In a different sector, the National Institute of Standards and Technology (NIST) has issued a draft update to its Privacy Framework to incorporate the latest cybersecurity guidelines and practices. The NIST Privacy Framework: A Tool for Improving Privacy through Enterprise Risk Management, was first released in January 2020. This framework is a voluntary tool that provides a set of strategies for organizations to adopt to improve their approach to protecting personal data.
The update comes five years after the initial release and aims to enhance usability, address current privacy risks, and maintain alignment with the recently updated NIST Cybersecurity Framework (CSF). The Core activities of the NIST Privacy Framework version 1.1 align with the Core activities of the NIST CSF 2.0, which was released in February 2024. Notable changes in version 1.1 include updates to cover privacy risks associated with AI and chatbot tools that were not widely available when the Privacy Framework was first introduced.
In addition to the structural updates, NIST has relocated the use guidelines from Section 3 to a web-based format, structured as an interactive FAQ page to improve usability and facilitate timely updates in response to user needs. NIST is currently encouraging the public to review the draft update and submit feedback, with comments accepted until June 13, 2025. After considering the feedback, NIST anticipates releasing a final version of the updated framework later this year.
Meanwhile, the Bluetooth Special Interest Group (SIG) has also made strides in enhancing privacy with the release of Bluetooth 6.1 as part of its new bi-annual update schedule. This update introduces a feature called Randomized Resolvable Private Address (RPA), designed to enhance both privacy and power efficiency. The RPA feature makes tracking Bluetooth devices significantly more challenging by randomizing the timing of device address changes rather than using predictable intervals.

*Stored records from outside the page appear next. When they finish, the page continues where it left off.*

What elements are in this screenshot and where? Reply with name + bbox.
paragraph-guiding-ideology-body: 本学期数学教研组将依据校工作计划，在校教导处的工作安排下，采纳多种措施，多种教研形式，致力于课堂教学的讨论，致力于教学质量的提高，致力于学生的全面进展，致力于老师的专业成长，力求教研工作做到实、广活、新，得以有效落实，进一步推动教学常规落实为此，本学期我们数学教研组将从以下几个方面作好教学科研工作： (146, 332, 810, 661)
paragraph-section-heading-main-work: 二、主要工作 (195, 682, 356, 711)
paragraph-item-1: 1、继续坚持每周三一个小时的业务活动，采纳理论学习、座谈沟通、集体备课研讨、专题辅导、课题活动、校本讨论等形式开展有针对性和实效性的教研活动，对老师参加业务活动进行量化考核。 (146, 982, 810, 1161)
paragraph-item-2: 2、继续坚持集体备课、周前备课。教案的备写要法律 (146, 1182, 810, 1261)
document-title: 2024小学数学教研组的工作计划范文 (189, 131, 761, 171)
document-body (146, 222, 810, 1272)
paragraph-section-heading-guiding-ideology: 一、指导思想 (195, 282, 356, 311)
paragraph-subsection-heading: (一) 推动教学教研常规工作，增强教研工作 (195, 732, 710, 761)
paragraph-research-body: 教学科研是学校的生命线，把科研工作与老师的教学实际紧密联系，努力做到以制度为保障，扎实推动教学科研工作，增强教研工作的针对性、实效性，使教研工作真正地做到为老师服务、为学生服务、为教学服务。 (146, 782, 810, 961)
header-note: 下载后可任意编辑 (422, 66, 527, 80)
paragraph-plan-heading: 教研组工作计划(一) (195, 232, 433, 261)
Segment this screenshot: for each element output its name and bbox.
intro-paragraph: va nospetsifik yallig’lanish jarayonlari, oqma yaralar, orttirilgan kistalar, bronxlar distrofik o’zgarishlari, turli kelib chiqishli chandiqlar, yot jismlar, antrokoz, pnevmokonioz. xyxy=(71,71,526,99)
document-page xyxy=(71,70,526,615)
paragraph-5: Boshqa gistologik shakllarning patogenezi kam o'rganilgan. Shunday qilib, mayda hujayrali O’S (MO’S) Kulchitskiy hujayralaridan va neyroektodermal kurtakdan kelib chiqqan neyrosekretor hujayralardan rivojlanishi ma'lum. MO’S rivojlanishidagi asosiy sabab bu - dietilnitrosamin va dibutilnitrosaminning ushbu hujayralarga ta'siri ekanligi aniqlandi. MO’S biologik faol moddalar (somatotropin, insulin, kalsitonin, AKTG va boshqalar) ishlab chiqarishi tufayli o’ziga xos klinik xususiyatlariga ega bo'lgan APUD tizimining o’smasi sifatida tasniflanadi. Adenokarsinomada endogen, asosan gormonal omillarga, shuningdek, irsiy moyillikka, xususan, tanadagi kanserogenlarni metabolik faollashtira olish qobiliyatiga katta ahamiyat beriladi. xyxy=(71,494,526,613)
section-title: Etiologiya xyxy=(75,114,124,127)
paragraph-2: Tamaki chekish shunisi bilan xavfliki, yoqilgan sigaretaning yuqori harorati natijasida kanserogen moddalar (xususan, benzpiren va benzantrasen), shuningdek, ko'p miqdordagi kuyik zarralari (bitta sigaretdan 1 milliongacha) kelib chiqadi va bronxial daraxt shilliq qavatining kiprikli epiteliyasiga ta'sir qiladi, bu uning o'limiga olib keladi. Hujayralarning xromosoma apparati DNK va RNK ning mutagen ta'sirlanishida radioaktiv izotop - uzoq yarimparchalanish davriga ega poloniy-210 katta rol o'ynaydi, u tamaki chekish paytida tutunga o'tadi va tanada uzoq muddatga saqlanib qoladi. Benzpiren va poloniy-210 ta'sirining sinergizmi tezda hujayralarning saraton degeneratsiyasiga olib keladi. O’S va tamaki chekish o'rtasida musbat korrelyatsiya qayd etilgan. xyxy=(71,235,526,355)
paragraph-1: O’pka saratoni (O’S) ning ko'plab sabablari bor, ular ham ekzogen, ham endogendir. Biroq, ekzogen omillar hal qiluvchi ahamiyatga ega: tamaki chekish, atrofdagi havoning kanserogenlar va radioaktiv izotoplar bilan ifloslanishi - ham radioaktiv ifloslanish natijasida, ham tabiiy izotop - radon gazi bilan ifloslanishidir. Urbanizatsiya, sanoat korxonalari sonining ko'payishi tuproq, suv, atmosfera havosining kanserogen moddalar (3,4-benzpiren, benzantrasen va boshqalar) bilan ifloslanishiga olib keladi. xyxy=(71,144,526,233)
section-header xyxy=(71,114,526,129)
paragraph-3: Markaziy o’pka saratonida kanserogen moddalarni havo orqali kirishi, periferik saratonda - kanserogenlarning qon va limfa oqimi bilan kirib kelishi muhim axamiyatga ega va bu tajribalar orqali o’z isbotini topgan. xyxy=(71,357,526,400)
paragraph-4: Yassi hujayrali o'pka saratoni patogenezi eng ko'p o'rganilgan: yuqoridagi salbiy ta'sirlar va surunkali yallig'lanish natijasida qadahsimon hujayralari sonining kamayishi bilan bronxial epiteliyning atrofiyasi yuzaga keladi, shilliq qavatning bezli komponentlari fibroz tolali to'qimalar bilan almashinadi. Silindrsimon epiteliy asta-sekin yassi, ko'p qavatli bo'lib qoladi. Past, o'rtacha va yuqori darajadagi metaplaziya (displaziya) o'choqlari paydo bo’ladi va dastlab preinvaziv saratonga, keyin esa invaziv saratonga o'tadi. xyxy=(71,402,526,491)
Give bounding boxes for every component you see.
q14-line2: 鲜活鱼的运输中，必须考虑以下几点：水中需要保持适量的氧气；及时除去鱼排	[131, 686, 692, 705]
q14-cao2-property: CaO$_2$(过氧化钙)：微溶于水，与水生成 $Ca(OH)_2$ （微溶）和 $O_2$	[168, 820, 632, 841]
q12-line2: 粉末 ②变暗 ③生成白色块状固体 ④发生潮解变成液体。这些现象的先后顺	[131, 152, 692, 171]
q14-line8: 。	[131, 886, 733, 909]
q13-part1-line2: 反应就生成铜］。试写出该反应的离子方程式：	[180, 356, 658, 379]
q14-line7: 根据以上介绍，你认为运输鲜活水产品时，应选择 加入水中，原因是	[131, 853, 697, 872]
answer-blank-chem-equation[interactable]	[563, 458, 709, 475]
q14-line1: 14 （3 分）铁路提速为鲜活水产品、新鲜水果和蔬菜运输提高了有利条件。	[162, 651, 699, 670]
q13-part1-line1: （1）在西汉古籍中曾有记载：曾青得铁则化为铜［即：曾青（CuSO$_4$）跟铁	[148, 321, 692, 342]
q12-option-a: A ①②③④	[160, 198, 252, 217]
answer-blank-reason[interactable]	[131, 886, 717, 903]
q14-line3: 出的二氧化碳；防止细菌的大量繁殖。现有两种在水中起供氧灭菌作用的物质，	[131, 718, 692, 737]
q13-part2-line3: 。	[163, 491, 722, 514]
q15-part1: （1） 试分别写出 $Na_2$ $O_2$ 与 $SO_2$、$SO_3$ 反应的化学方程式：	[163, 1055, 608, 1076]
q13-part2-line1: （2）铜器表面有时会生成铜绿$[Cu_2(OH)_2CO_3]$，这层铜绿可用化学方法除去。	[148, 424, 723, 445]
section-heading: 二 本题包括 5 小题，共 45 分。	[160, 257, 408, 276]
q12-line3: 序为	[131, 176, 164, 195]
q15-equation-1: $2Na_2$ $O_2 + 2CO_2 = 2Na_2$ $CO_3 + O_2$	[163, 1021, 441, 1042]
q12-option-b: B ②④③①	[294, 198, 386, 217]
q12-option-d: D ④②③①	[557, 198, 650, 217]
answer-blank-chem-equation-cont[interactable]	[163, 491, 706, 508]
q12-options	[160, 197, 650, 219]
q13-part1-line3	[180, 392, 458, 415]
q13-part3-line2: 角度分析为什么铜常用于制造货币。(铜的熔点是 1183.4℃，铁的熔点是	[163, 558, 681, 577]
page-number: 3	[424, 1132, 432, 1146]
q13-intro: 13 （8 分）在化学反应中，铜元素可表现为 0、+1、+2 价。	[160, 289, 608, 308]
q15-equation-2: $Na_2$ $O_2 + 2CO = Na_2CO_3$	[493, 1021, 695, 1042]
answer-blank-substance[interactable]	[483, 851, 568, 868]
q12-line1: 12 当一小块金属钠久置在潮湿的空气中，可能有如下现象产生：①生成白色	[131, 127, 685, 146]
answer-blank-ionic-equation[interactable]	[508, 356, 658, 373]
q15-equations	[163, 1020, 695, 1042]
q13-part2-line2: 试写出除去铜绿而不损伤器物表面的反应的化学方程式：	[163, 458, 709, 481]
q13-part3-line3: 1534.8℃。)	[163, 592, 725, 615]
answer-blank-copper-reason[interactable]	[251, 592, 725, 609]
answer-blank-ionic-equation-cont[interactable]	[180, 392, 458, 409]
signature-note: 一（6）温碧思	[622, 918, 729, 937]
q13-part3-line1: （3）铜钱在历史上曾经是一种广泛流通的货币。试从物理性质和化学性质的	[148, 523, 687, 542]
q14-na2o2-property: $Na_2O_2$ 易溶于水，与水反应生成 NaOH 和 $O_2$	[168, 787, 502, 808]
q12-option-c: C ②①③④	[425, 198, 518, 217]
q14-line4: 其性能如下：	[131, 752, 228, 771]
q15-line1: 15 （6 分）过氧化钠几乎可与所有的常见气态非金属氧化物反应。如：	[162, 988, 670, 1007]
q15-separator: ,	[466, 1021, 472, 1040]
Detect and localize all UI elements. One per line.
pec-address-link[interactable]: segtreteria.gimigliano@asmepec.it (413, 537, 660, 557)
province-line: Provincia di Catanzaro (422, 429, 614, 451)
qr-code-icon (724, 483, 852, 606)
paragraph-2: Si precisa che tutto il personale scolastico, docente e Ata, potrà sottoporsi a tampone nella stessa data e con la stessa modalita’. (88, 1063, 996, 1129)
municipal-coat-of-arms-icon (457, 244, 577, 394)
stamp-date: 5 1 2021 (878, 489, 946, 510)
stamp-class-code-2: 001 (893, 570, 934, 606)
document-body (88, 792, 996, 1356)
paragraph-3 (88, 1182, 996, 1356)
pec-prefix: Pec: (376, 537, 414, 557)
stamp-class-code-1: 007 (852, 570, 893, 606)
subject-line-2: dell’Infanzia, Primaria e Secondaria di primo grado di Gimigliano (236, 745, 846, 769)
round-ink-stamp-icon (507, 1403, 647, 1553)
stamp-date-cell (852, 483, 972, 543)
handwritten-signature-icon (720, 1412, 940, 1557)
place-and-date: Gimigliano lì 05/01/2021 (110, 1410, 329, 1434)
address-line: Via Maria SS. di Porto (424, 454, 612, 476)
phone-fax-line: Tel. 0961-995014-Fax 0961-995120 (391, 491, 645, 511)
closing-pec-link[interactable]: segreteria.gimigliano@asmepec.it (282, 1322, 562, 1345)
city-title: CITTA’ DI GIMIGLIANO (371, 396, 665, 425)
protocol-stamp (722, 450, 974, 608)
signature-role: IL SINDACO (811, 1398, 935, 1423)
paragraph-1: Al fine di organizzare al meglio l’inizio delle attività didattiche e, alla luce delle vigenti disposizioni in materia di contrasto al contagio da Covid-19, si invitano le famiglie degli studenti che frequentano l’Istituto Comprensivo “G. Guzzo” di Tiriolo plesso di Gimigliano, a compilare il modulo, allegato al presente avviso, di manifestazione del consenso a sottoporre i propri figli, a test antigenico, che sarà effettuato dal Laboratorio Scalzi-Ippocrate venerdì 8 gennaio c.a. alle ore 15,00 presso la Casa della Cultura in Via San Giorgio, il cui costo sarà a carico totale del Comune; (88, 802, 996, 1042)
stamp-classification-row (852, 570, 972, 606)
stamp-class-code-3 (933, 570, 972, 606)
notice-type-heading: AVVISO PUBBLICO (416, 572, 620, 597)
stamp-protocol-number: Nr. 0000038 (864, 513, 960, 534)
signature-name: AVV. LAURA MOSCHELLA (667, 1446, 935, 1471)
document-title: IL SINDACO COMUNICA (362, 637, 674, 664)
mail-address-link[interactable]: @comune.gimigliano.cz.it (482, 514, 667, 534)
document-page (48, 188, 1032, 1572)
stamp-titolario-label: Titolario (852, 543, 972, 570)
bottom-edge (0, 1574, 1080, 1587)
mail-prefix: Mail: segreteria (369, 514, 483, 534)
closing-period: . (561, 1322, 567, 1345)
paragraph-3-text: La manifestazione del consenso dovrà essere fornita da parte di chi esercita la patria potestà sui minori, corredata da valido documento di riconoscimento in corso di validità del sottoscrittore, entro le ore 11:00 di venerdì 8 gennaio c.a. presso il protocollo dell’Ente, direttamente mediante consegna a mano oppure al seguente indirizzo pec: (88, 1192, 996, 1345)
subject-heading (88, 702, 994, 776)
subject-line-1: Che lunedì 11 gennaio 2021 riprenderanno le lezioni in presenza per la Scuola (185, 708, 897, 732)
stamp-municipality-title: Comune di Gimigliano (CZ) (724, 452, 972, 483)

This update follows Bluetooth 6.0, which arrived in September 2024 and introduced Channel Sounding for centimeter-level location accuracy, lower latency, and faster scanning capabilities. The upcoming iPhone 17 series, expected to be released in September, will likely support Bluetooth 6.0 and possibly incorporate the new features from version 6.1. With Bluetooth now on a twice-yearly release schedule, the next update, Bluetooth 6.2, is expected to arrive by the end of 2025 with additional refinements and features.
As organizations and tech companies navigate the complexities of privacy management, the importance of effective governance structures cannot be overstated. In Canada, privacy laws continue to evolve, necessitating that organizations build governance frameworks that meet new legal and operational expectations. Experts like Tricia Ralph and Kaitlyn Hebert explore strategies for establishing privacy programs that support compliance and accountability, emphasizing the need for organizations to stay ahead of legal developments.
This comprehensive approach to privacy, from consumer technology to organizational governance, reflects a growing recognition of the importance of protecting personal data in an increasingly digital world.